Journalist Ian Johnson, author of The Souls of China: The Return of Religion After Mao, looks at the arrest of 100 participants of the Early Rain Covenant Church and their pastor, Wang Yi, this weekend. Johnson did spend over a year with the underground church and wrote this fast overview for the New York Times.
Ian Johnson
In September, the authorities informed the church that it was in violation of the government’s religious policy, according to a copy of the notice posted by church activists on social media. According to Chinese law, only churches, mosques and temples registered with the government and under government control are considered legal. Others are illegal, even though since the early 1980s, official government policy has been largely to tolerate these sorts of places of worship as long as they are apolitical.
More than half of the estimated 60 million Protestants in China worship at churches like Early Rain that are not registered with the government. They are some of the most dynamic congregations in China, and widely seen as the fastest-growing religious group in the country.

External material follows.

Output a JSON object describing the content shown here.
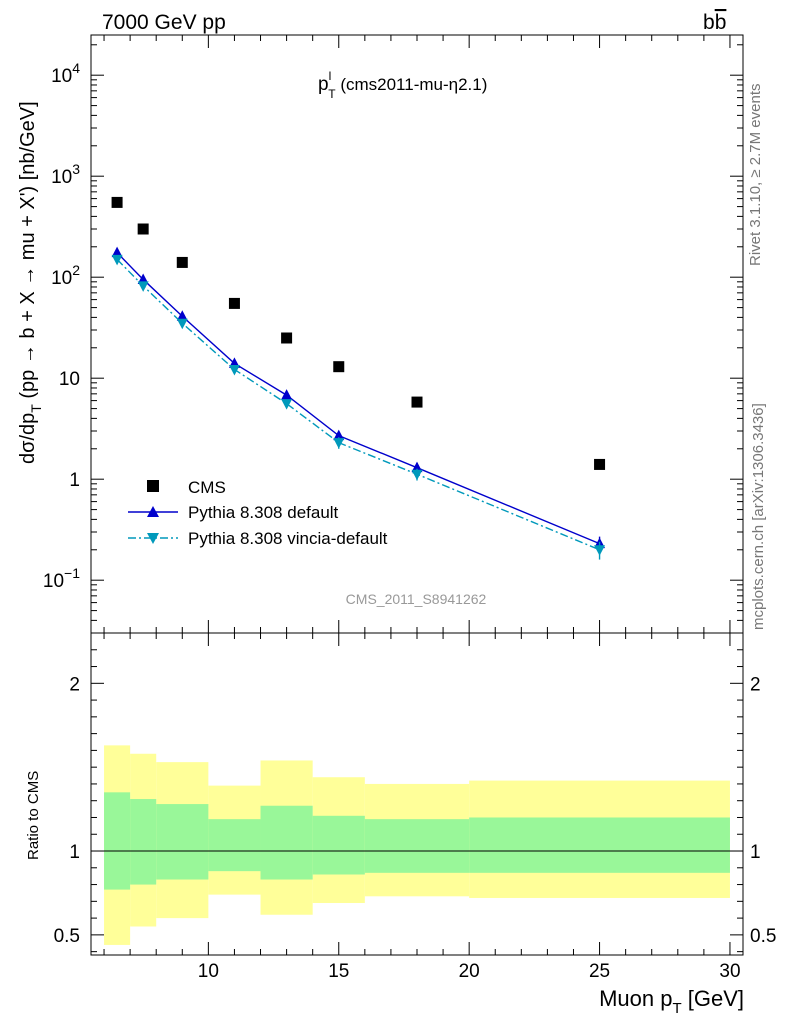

Early Rain is especially prominent because of the role of Pastor Wang. A trained lawyer, Mr. Wang was a well-known blogger and film critic, and in the early 2000s was rated by Chinese media as one of the country’s most prominent public intellectuals. In 2005, he converted to Christianity, part of a wave of interest in the religion by politically active Chinese. He started Early Rain and it quickly grew in size, and now has more than 500 members.
In 2006, Mr. Wang met President George W. Bush at the White House along with two other prominent Christian activists.
Over the past few years, however, the government has made a nationwide effort to more strictly regulate spiritual life in China, reflecting President Xi Jinping’s drive to exert a tighter control over society. In 2016, it enacted new regulations emphasizing that all places of worship must be controlled by the government and banning foreign ties.
Earlier this year it took other steps, such as banning online sales of the Bible, and seeking a deal with the Vatican to normalize relations. The government has also destroyed churches or removed their steeples and crosses.
Steps against Islam, however, have been even more draconian. Hundreds of thousands of minority Muslims have been sent to internment camps in China’s far western region of Xinjiang while others have been banned from fasting during Ramadan.